Ben 25 yıl önce ehliyetimi alırken organ bağışına “tamamı” seçeneğini işaretlemiştim ve eşimde aynı şekilde organ donörü olarak kaydını yaptırmış. Son zamanlarda daha çok dehşetle izlemeye başladığımız başarısız uzuv nakilleri ve sonucunda meydana gelen ölüm, acaba diğer donörleri bizi düşündürdüğü düşündürmüyor mudur ? Hayati önem taşıyan organlar için nakil bekleyen yüzlerce hastanın ümitlerini azaltacak gelişmeler yaşanıyor. Yaşamınızda bağışlayabileceğinizi düşündüğünüz, başkaları için önem taşıyan böbrek, retina gibi organlarınızın dışında, el,kol, yüz gibi organlarınızın başka bir kişi üzerinde yaşamaya devam etmesi, donöründe bu uzuvlardan yoksun şekilde defnedilme fikri korkutucu geliyor. Umarım empoze edilen bu olumsuz tablonun, yaşam ümidiyle donör bekleyen hastaların ümitlerini söndürmez. Üniversitelerin etik kurulları bu çalışmalara nasıl izin verebiliyor anlayamıyorum. Bu bence teknolojik bir gelişmişlik göstergesi olamaz. Nakil almış hastaların yaşamlarını sürdürebilmeleri için sürekli enfeksiyonlarla mücadele etmek amacıyla aldıkları antibiyotiklere bir müddet sonra bağışıklık kazandıklarında işleri daha da zorlaşıyor. Domuzdan nakledilen böbrek, fare sırtında geliştirilen kulak gibi uygulamalar, birçok kişi tarafından tercih edilecek bir yöntem gibi görünmüyor.

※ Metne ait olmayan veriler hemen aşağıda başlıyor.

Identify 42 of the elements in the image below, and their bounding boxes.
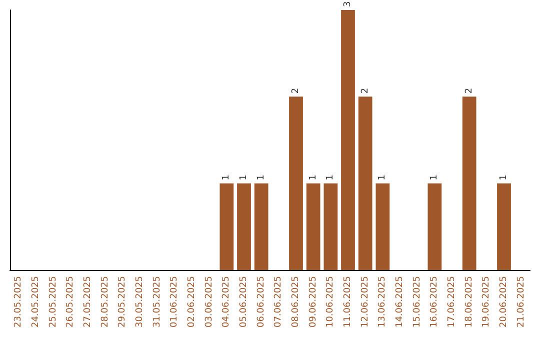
data-label: 1	[256, 174, 266, 180]
x-tick-label: 16.06.2025	[430, 276, 440, 328]
x-tick-label: 23.05.2025	[14, 276, 24, 328]
x-tick-label: 05.06.2025	[239, 276, 249, 328]
data-label: 1	[222, 174, 232, 180]
data-label: 3	[343, 1, 353, 7]
x-tick-label: 25.05.2025	[48, 276, 58, 328]
data-label: 2	[360, 88, 370, 94]
x-tick-label: 07.06.2025	[274, 276, 284, 328]
x-tick-label: 26.05.2025	[66, 276, 76, 328]
x-tick-label: 17.06.2025	[447, 276, 457, 328]
data-label: 1	[430, 174, 440, 180]
x-tick-label: 20.06.2025	[499, 276, 509, 328]
x-tick-label: 14.06.2025	[395, 276, 405, 328]
x-tick-label: 13.06.2025	[378, 276, 388, 328]
x-tick-label: 19.06.2025	[482, 276, 492, 328]
x-tick-label: 18.06.2025	[464, 276, 474, 328]
x-tick-label: 28.05.2025	[100, 276, 110, 328]
x-tick-label: 31.05.2025	[152, 276, 162, 328]
x-tick-label: 29.05.2025	[118, 276, 128, 328]
x-tick-label: 06.06.2025	[256, 276, 266, 328]
data-label: 1	[378, 174, 388, 180]
x-tick-label: 04.06.2025	[222, 276, 232, 328]
x-tick-label: 09.06.2025	[308, 276, 318, 328]
data-label: 2	[464, 88, 474, 94]
x-tick-label: 12.06.2025	[360, 276, 370, 328]
x-tick-label: 21.06.2025	[516, 276, 526, 328]
x-tick-label: 02.06.2025	[187, 276, 197, 328]
data-label: 1	[239, 174, 249, 180]
data-label: 2	[291, 88, 301, 94]
x-tick-label: 30.05.2025	[135, 276, 145, 328]
data-label: 1	[326, 174, 336, 180]
data-label: 1	[499, 174, 509, 180]
x-tick-label: 03.06.2025	[204, 276, 214, 328]
x-tick-label: 10.06.2025	[326, 276, 336, 328]
x-tick-label: 24.05.2025	[31, 276, 41, 328]
x-tick-label: 11.06.2025	[343, 276, 353, 328]
x-tick-label: 15.06.2025	[412, 276, 422, 328]
x-tick-label: 08.06.2025	[291, 276, 301, 328]
x-tick-label: 27.05.2025	[83, 276, 93, 328]
x-tick-label: 01.06.2025	[170, 276, 180, 328]
data-label: 1	[308, 174, 318, 180]
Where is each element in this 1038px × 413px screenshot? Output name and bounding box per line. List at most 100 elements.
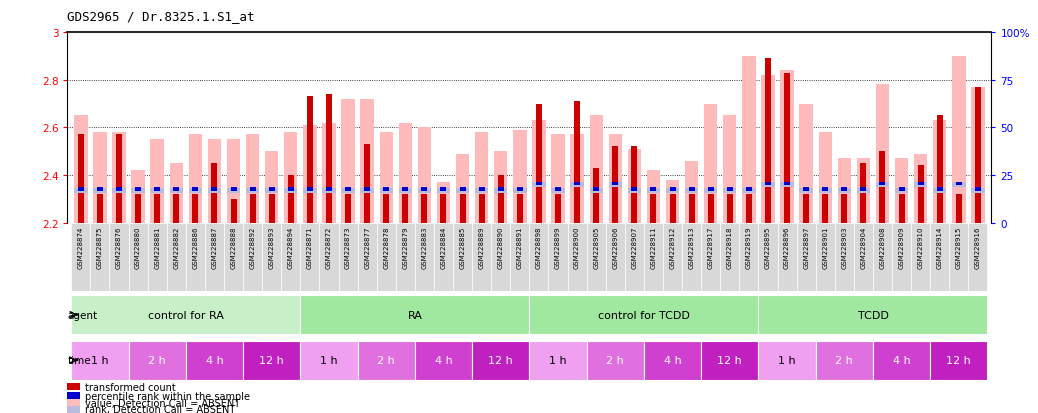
Bar <box>230 199 237 223</box>
Bar <box>742 188 756 193</box>
Bar <box>415 223 434 291</box>
Bar <box>765 59 771 223</box>
Bar <box>460 188 466 192</box>
Bar <box>765 182 771 186</box>
Bar <box>555 195 561 223</box>
Bar <box>173 195 180 223</box>
Bar <box>326 188 332 192</box>
Bar <box>212 164 217 223</box>
Bar <box>612 182 619 186</box>
Text: GSM228871: GSM228871 <box>307 226 312 269</box>
Bar <box>129 341 186 380</box>
Text: 1 h: 1 h <box>91 355 109 366</box>
Text: 1 h: 1 h <box>320 355 337 366</box>
Bar <box>288 176 294 223</box>
Bar <box>892 223 911 291</box>
Bar <box>380 133 393 223</box>
Bar <box>856 188 870 193</box>
Bar <box>574 102 580 223</box>
Bar <box>342 100 355 223</box>
Text: GSM228917: GSM228917 <box>708 226 714 269</box>
Bar <box>975 88 981 223</box>
Bar <box>742 57 756 223</box>
Bar <box>608 183 622 188</box>
Bar <box>109 223 129 291</box>
Bar <box>856 159 870 223</box>
Text: GSM228900: GSM228900 <box>574 226 580 269</box>
Bar <box>784 74 790 223</box>
Bar <box>173 188 180 192</box>
Bar <box>956 195 962 223</box>
Bar <box>819 133 831 223</box>
Bar <box>759 295 987 335</box>
Bar <box>861 164 867 223</box>
Bar <box>155 195 160 223</box>
Bar <box>781 71 794 223</box>
Bar <box>345 195 351 223</box>
Bar <box>90 223 109 291</box>
Bar <box>720 223 739 291</box>
Text: GSM228903: GSM228903 <box>842 226 847 269</box>
Bar <box>895 159 908 223</box>
Text: GSM228877: GSM228877 <box>364 226 371 269</box>
Bar <box>72 341 129 380</box>
Bar <box>803 188 810 192</box>
Text: RA: RA <box>408 310 422 320</box>
Bar <box>816 223 835 291</box>
Bar <box>472 341 529 380</box>
Bar <box>670 188 676 192</box>
Bar <box>322 123 335 223</box>
Bar <box>685 188 699 193</box>
Bar <box>606 223 625 291</box>
Bar <box>243 223 263 291</box>
Text: GSM228891: GSM228891 <box>517 226 523 269</box>
Bar <box>417 188 431 193</box>
Bar <box>460 195 466 223</box>
Bar <box>135 195 141 223</box>
Bar <box>383 195 389 223</box>
Bar <box>571 183 583 188</box>
Text: GSM228890: GSM228890 <box>498 226 503 269</box>
Bar <box>536 182 542 186</box>
Bar <box>338 223 358 291</box>
Bar <box>284 133 298 223</box>
Bar <box>249 188 255 192</box>
Bar <box>861 188 867 192</box>
Bar <box>688 188 694 192</box>
Bar <box>421 195 428 223</box>
Bar <box>536 104 542 223</box>
Text: 4 h: 4 h <box>893 355 910 366</box>
Bar <box>586 341 644 380</box>
Bar <box>224 223 243 291</box>
Bar <box>746 195 752 223</box>
Bar <box>822 195 828 223</box>
Bar <box>838 159 851 223</box>
Bar <box>930 341 987 380</box>
Bar <box>208 140 221 223</box>
Bar <box>74 188 87 193</box>
Bar <box>475 188 488 193</box>
Text: GDS2965 / Dr.8325.1.S1_at: GDS2965 / Dr.8325.1.S1_at <box>67 10 255 23</box>
Bar <box>665 180 679 223</box>
Bar <box>784 182 790 186</box>
Bar <box>899 195 904 223</box>
Bar <box>479 188 485 192</box>
Bar <box>651 188 656 192</box>
Text: GSM228910: GSM228910 <box>918 226 924 269</box>
Bar <box>263 223 281 291</box>
Bar <box>192 195 198 223</box>
Bar <box>568 223 586 291</box>
Bar <box>746 188 752 192</box>
Text: control for RA: control for RA <box>147 310 224 320</box>
Bar <box>918 166 924 223</box>
Bar <box>727 188 733 192</box>
Bar <box>574 182 580 186</box>
Bar <box>300 341 358 380</box>
Bar <box>399 123 412 223</box>
Text: GSM228916: GSM228916 <box>975 226 981 269</box>
Bar <box>873 223 892 291</box>
Bar <box>759 341 816 380</box>
Text: GSM228912: GSM228912 <box>670 226 676 269</box>
Bar <box>777 223 796 291</box>
Bar <box>876 85 890 223</box>
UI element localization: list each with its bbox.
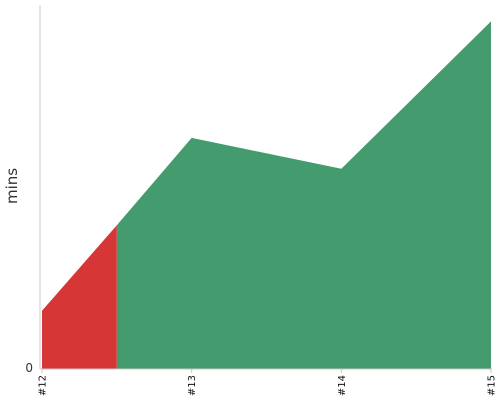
x-tick-label: #13: [187, 375, 198, 396]
y-tick-label-0: 0: [25, 361, 33, 375]
x-tick-label: #12: [38, 375, 49, 396]
x-axis-ticks: #12 #13 #14 #15: [38, 369, 498, 396]
area-passed: [116, 21, 491, 369]
x-tick-label: #15: [487, 375, 498, 396]
x-tick-label: #14: [337, 375, 348, 396]
y-axis-title: mins: [3, 168, 21, 204]
area-series-group: [42, 21, 491, 369]
area-failed: [42, 225, 117, 369]
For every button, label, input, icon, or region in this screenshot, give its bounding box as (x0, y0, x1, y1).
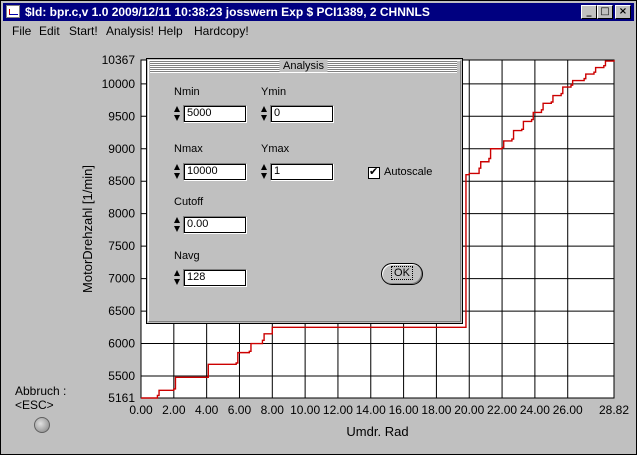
menu-file[interactable]: File (12, 24, 32, 38)
dialog-title-bar[interactable]: Analysis (150, 60, 457, 73)
y-tick-label: 7500 (108, 239, 135, 253)
y-tick-label: 8500 (108, 174, 135, 188)
cutoff-spinner[interactable] (173, 216, 181, 234)
cutoff-field[interactable]: 0.00 (183, 216, 247, 234)
x-tick-label: 28.82 (599, 403, 629, 417)
x-tick-label: 6.00 (228, 403, 252, 417)
speed-series-line (141, 60, 615, 399)
maximize-button[interactable]: □ (597, 5, 613, 19)
navg-field[interactable]: 128 (183, 269, 247, 287)
window-title: $Id: bpr.c,v 1.0 2009/12/11 10:38:23 jos… (25, 5, 430, 19)
ymin-label: Ymin (261, 86, 287, 98)
minimize-button[interactable]: _ (581, 5, 597, 19)
dialog-title: Analysis (279, 60, 328, 72)
y-tick-label: 6000 (108, 337, 135, 351)
x-tick-label: 0.00 (129, 403, 153, 417)
x-tick-label: 18.00 (421, 403, 451, 417)
ymax-field[interactable]: 1 (270, 163, 334, 181)
x-tick-label: 26.00 (553, 403, 583, 417)
close-button[interactable]: × (615, 5, 631, 19)
x-tick-label: 12.00 (323, 403, 353, 417)
y-tick-label: 7000 (108, 272, 135, 286)
x-tick-label: 22.00 (487, 403, 517, 417)
y-axis-label: MotorDrehzahl [1/min] (80, 165, 95, 293)
abort-button[interactable] (34, 417, 50, 433)
y-tick-label: 5500 (108, 369, 135, 383)
y-tick-label: 9000 (108, 142, 135, 156)
x-tick-label: 14.00 (356, 403, 386, 417)
x-tick-label: 24.00 (520, 403, 550, 417)
app-icon[interactable] (6, 5, 20, 18)
menu-hardcopy[interactable]: Hardcopy! (194, 24, 249, 38)
ok-button[interactable]: OK (381, 263, 423, 285)
nmax-field[interactable]: 10000 (183, 163, 247, 181)
nmin-label: Nmin (174, 86, 200, 98)
nmax-spinner[interactable] (173, 163, 181, 181)
y-tick-label: 8000 (108, 207, 135, 221)
x-tick-label: 4.00 (195, 403, 219, 417)
analysis-dialog: Analysis Nmin 5000 Ymin 0 Nmax 10000 Yma… (146, 58, 463, 324)
ok-button-label: OK (391, 266, 413, 280)
navg-spinner[interactable] (173, 269, 181, 287)
menu-analysis[interactable]: Analysis! (106, 24, 155, 38)
y-tick-label: 5161 (108, 391, 135, 405)
x-tick-label: 16.00 (389, 403, 419, 417)
x-tick-label: 2.00 (162, 403, 186, 417)
y-tick-label: 10367 (102, 53, 136, 67)
ymax-spinner[interactable] (260, 163, 268, 181)
nmin-field[interactable]: 5000 (183, 105, 247, 123)
abort-key: <ESC> (15, 398, 54, 412)
nmax-label: Nmax (174, 143, 203, 155)
menu-start[interactable]: Start! (69, 24, 98, 38)
y-tick-label: 6500 (108, 304, 135, 318)
y-tick-label: 10000 (102, 77, 136, 91)
nmin-spinner[interactable] (173, 105, 181, 123)
x-tick-label: 8.00 (261, 403, 285, 417)
menu-help[interactable]: Help (158, 24, 183, 38)
ymin-field[interactable]: 0 (270, 105, 334, 123)
y-tick-label: 9500 (108, 109, 135, 123)
ymax-label: Ymax (261, 143, 290, 155)
cutoff-label: Cutoff (174, 196, 204, 208)
ymin-spinner[interactable] (260, 105, 268, 123)
x-tick-label: 10.00 (290, 403, 320, 417)
x-tick-label: 20.00 (454, 403, 484, 417)
autoscale-label: Autoscale (384, 166, 433, 178)
autoscale-checkbox[interactable] (368, 165, 380, 179)
menu-bar: File Edit Start! Analysis! Help Hardcopy… (3, 22, 634, 41)
abort-label: Abbruch : (15, 384, 67, 398)
menu-edit[interactable]: Edit (39, 24, 60, 38)
abort-hint: Abbruch : <ESC> (15, 384, 66, 412)
navg-label: Navg (174, 250, 200, 262)
x-axis-label: Umdr. Rad (346, 424, 408, 439)
title-bar[interactable]: $Id: bpr.c,v 1.0 2009/12/11 10:38:23 jos… (3, 3, 634, 21)
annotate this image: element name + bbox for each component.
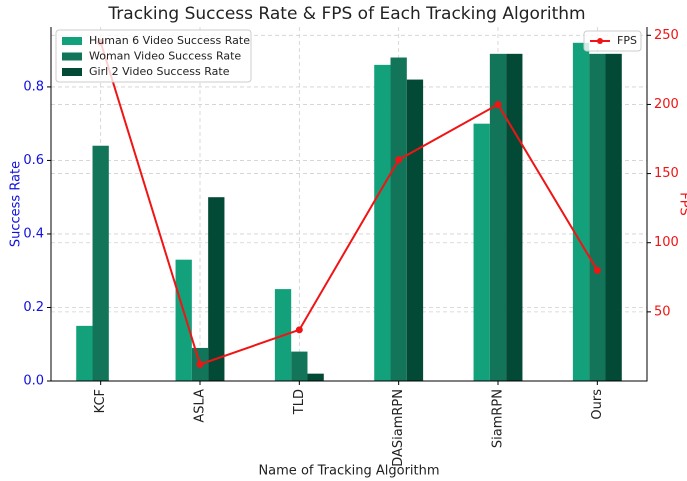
x-tick-label: ASLA	[193, 389, 208, 423]
x-tick-label: Ours	[590, 389, 605, 420]
legend-box	[55, 29, 252, 83]
bar	[175, 259, 192, 381]
chart-title: Tracking Success Rate & FPS of Each Trac…	[107, 4, 585, 24]
y-axis-label: Success Rate	[9, 161, 24, 247]
y2-tick-label: 200	[654, 97, 679, 112]
bar	[489, 53, 507, 381]
bar	[506, 53, 523, 381]
fps-point	[395, 156, 403, 164]
bar	[76, 325, 93, 381]
x-tick-label: KCF	[93, 389, 108, 413]
bar	[605, 53, 622, 381]
y2-axis-label: FPS	[677, 192, 687, 216]
legend: FPS	[583, 30, 642, 52]
legend: Human 6 Video Success Rate Woman Video Su…	[55, 29, 252, 83]
y2-tick-label: 150	[654, 166, 679, 181]
legend-label: Woman Video Success Rate	[89, 50, 241, 63]
x-axis-label: Name of Tracking Algorithm	[258, 464, 439, 479]
legend-swatch	[62, 52, 82, 61]
bar	[208, 197, 225, 381]
fps-point	[196, 360, 204, 368]
fps-point	[295, 326, 303, 334]
x-tick-label: TLD	[292, 389, 307, 415]
bar	[374, 64, 391, 382]
legend-swatch	[62, 37, 82, 45]
legend-label: Girl 2 Video Success Rate	[89, 65, 230, 78]
y2-tick-label: 50	[654, 304, 671, 319]
bar	[307, 373, 324, 381]
bar	[291, 351, 308, 381]
legend-swatch	[62, 68, 82, 76]
y-tick-label: 0.6	[23, 153, 44, 168]
bar	[589, 53, 606, 381]
x-tick-label: DASiamRPN	[391, 389, 406, 467]
fps-line	[99, 41, 599, 366]
bar	[406, 79, 424, 381]
legend-label: Human 6 Video Success Rate	[89, 34, 250, 47]
y-tick-label: 0.4	[23, 226, 44, 241]
legend-marker	[597, 38, 603, 44]
axes-frame	[50, 27, 648, 382]
legend-label: FPS	[617, 34, 637, 47]
y2-tick-label: 250	[654, 28, 679, 43]
y2-tick-label: 100	[654, 235, 679, 250]
legend-box	[583, 30, 642, 52]
fps-point	[494, 100, 502, 108]
bar	[473, 123, 490, 381]
bar	[572, 42, 590, 381]
fps-point	[593, 266, 601, 274]
x-tick-label: SiamRPN	[491, 389, 506, 448]
y-tick-label: 0.8	[23, 79, 44, 94]
bar	[92, 145, 109, 381]
y-tick-label: 0.0	[23, 374, 44, 389]
bar	[390, 57, 407, 382]
y-tick-label: 0.2	[23, 300, 44, 315]
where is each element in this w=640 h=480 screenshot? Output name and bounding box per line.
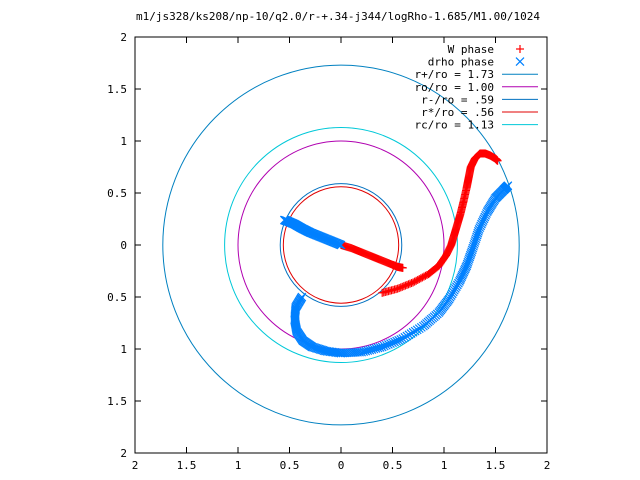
x-tick-label: 1.5 <box>177 459 197 472</box>
circle-curve <box>162 64 520 426</box>
w-phase-point <box>516 45 524 53</box>
drho-phase-point <box>279 215 289 225</box>
legend-label: r*/ro = .56 <box>421 106 494 119</box>
x-tick-label: 1 <box>441 459 448 472</box>
x-tick-label: 2 <box>544 459 551 472</box>
circle-curve <box>282 186 400 304</box>
x-tick-label: 2 <box>132 459 139 472</box>
y-tick-label: 0.5 <box>107 187 127 200</box>
w-phase-point <box>398 263 407 272</box>
y-tick-label: 1.5 <box>107 395 127 408</box>
x-tick-label: 0 <box>338 459 345 472</box>
chart-title: m1/js328/ks208/np-10/q2.0/r-+.34-j344/lo… <box>136 10 540 23</box>
legend-label: drho phase <box>428 56 494 69</box>
legend-label: r+/ro = 1.73 <box>415 68 494 81</box>
x-tick-label: 0.5 <box>280 459 300 472</box>
circle-curve <box>224 126 458 364</box>
drho-phase-point <box>503 181 513 191</box>
w-phase-point <box>493 156 502 165</box>
y-tick-label: 2 <box>120 31 127 44</box>
legend-label: W phase <box>448 43 494 56</box>
drho-phase-point <box>396 335 406 344</box>
y-tick-label: 0 <box>120 239 127 252</box>
legend-label: ro/ro = 1.00 <box>415 81 494 94</box>
legend-label: r-/ro = .59 <box>421 93 494 106</box>
x-tick-label: 1 <box>235 459 242 472</box>
y-tick-label: 1 <box>120 135 127 148</box>
y-tick-label: 2 <box>120 447 127 460</box>
y-tick-label: 1.5 <box>107 83 127 96</box>
legend-label: rc/ro = 1.13 <box>415 119 494 132</box>
x-tick-label: 0.5 <box>383 459 403 472</box>
drho-phase-point <box>515 57 525 67</box>
x-tick-label: 1.5 <box>486 459 506 472</box>
circle-curve <box>279 183 403 307</box>
y-tick-label: 1 <box>120 343 127 356</box>
y-tick-label: 0.5 <box>107 291 127 304</box>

Geçen hafta içinde Ege Üniversitesinin organizasyonu ile gerçekleştirilen medikal tekstillere ilişkin kongreye katıldım, ve burada açılışta sunumunu gerçekleştiren İngiltere Bolton Üniversitesinden Hint asıllı İngiliz Profesör Anand’ın yansıda izlettikleri, asıl tıbbın gelişimine işaret etmekte. Kök hücreden üretilen organlar, teknik tekstilleri kalıp olarak kullanarak organlara şekil vermekte. Böylelikle temel bazı organlar kişinin kendi hücrelerinden üretilip hastaya nakledilmektedir ve bağışıklık sistemi tarafından kabul edilmektedir. Bu teknolojinin uygulaması etik birçok sorunu ortadan kaldırmakta.
Kamuoyuna arz edilen ve etik sınırların dışına taşan bu olaylar, odak noktasını olumsuz merkeze ve mecralara itmekte. Gelecek neslimizin mesleki geleceklerini bu anlamda doğru yönde tercih etmelerine ışık tutacak müsbet haberlerin ön plana çıkması gerekiyor. Bilim, insan yararına ve insanlık tarihine yaraşır şekilde ilerlemeli.